The night shift (midnight to 8 a.m.) is often called the graveyard shift, and it is for good reason. People who work nights are two to four times more likely to fall asleep on the job and have accidents, according to the National Commission of Sleep Disorders Research.
The Sleep Disorders Clinic at St. Luke's Medical Center in St. Louis, under the direction of James Walsh, Ph.D., asked 30 graveyard-shift workers to perform a series of tasks every hour for one night. He gauged their sleepiness using standard tests. He replaced their 500 lux lighting the next night with 9,000 lux lights. After only one night under the bright lights, the workers' accuracy showed dramatic improvement, while their sleepiness decreased. "One night's exposure to bright light seems to have shifted their biological clocks," Dr. Walsh explained, " enabling them to perform better on subsequent nights."
Taking PMS Light-ly
The symptoms of premenstrual syndrome (PMS) can be seriously disruptive for many women. Although more studies are needed, a San Diego Psychiatrist, Dr. Barbara Perry, has found that women treated with two hours of bright light in the evening experienced a reversal of their PMS symptoms. Her findings, published in the American Journal of Psychiatry ("Morning Versus Bright Light Treatment of Late Luteal Phase Dysphoric Disorder" 9/89), indicate that bright-light treatment may become an effective alternative treatment to drug therapy for PMS.
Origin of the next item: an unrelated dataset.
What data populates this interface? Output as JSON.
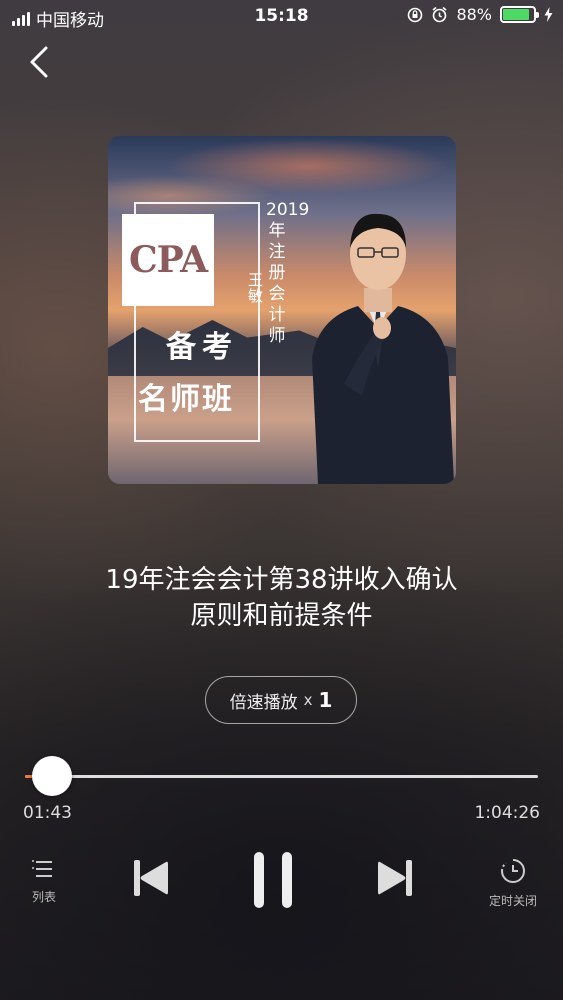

Is it possible that artificial light can block the benefits of certain vitamins and minerals? In his book Mega-Nutrients For Your Nerves , H.L. Hembold, M.D., shows how full-spectrum light enters the eyes, stimulates the brain, and facilitates the absorption and utilization of specific nutrients. When some of the energy bands of the light spectrum are missing, certain vitamins and minerals are inadequately absorbed and poorly utilized.
A study, conducted by Dr. John Ott, revealed that mice living under fluorescent lighting live an average of 7.5 months, whereas those living under natural unfiltered daylight were much healthier and lived an average of 16.1 months.